Major banks will manage the exposure from the demise of MF Global, analysts claim, while widening CDS spreads reveal that the markets may be pricing unconfirmed exposure.

Major banks, including JPMorgan and Deutsche Bank, face a manageable amount of MF Global exposure, say analysts, after the brokerage firm filed for bankruptcy on Mondaydue to its high level of sovereign debt holdings. “In light of the bankruptcy filing, we examined the potential exposure of the US big banks to MF Global,” says David Hendler, head of US financial services at independent credit research firm CreditSights. “Our take-away message is that we expect some big US banks to have manageable to not material exposures to MF Global, although at this time none of the big banks have disclosed their precise exposures.”

On Monday, MF Global Holdings and its finance unit MF Global Finance USA filed for Chapter 11 bankruptcy protection in the Federal Bankruptcy Court in Manhattan, marking a major milestone in the fallout from the sovereign debt crisis.
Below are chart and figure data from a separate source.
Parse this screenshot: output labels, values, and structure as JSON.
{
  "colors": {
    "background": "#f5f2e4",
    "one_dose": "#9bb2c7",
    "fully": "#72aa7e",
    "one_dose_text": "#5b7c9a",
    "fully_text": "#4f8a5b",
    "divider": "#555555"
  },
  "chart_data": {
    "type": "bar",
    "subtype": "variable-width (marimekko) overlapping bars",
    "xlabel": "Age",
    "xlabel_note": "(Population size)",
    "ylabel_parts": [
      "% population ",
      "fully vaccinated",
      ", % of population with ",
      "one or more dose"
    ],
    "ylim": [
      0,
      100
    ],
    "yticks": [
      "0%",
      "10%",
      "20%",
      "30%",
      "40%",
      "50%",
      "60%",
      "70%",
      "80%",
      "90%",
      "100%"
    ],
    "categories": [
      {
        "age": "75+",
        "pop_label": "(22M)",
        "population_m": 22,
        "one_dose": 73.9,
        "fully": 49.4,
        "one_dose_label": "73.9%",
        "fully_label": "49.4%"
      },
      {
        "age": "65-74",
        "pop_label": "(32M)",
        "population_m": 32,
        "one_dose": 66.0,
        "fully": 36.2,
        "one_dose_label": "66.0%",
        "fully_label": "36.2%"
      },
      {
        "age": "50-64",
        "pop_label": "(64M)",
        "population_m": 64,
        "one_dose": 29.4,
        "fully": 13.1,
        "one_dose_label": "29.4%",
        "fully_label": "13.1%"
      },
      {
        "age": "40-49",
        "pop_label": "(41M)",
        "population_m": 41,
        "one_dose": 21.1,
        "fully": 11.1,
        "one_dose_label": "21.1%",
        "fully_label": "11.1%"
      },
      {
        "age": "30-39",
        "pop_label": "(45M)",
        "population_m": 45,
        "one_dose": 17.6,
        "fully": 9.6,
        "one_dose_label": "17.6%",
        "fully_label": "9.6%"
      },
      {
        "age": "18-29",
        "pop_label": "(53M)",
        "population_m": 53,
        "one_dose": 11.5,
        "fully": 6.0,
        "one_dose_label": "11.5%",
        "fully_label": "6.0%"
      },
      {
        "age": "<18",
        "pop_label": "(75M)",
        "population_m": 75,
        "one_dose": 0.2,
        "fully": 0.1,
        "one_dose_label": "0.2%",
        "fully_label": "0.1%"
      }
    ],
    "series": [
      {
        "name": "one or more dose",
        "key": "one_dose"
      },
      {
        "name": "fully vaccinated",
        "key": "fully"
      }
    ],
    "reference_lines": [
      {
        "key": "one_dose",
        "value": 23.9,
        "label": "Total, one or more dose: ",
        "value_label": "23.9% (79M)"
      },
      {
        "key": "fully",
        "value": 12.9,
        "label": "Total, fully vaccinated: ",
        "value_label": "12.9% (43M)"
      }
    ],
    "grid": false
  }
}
In the filing, MF Global listed JPMorgan as indenture trustee, with a claim of $1.2.billion as the trustee on behalf of bondholders, or “bond debt” as it was listed under “nature of the claim”, while Deutsche Bank came in second with four outstanding “bond debt” claims.

However, a source close to JPMorgan says: “The $1.2 billion bond exposure, as cited in that filing, is actually a syndicated loan, where JPMorgan was the arranger. As with every syndicated loan deal, there are numerous banks involved and the exposure will be less than $100 million.”

Meanwhile, CreditSights analysts say that when they spoke with investor relations at JPMorgan, “they told us that it has no material exposure to MF Global and affiliates, noting to us that it had ‘aggressively risk managed it down’ for some time”.

CreditSights adds that MF Global also has a $300 million secured credit facility and “because that facility was secured, we believe that bank-loss exposures are likely [to be] minimal”.

Indeed, analysts at other independent institutions have remarked how, despite impending exposure due to the demise of MF Global, the exposure will be manageable.

“I can't speak of [JPMorgan’s] exact exposure over a period of time but according to various media accounts, [its] exposure to MF Global is less than $100 million,” says Otis Casey, director of credit research at Markit. “The loan is syndicated, meaning that it is held by other banks and investors, thus spreading out the exposure. The bank also likely used other risk management techniques. If the maximum exposure is limited to $100 million – and more likely a fraction of that unless MF Global's assets have no recovery value – that is not a threat to an institution that is as well capitalized as JPMorgan.”

While the banks have not officially confirmed their exposure to MF Global, CreditSights says in a research note that, in the past, JPMorgan has said it initially may hold as much as 7% to 10% of a syndicated credit facility, then sells down that amount over time.

Meanwhile, at the time of writing, JPMorgan and Deutsche Bank credit default swap (CDS) five-year spread levels widened, according to Markit data.

CDS transactions are not only essentially insurance policies for the buyer in the event of a loan default but are widely used to gauge the credit worthiness and associated probability of default of an entity.

Since yesterday, JPMorgan Chase & Co composite spread (five-year) reached 153bp, from 137bp on Monday, while Deutsche Bank reached 202bp as of Tuesday, from 170bp on Monday.

However, analysts say they are not certain that widening levels are attributable to the collapse of MF Global or eurozone sovereign debt issues.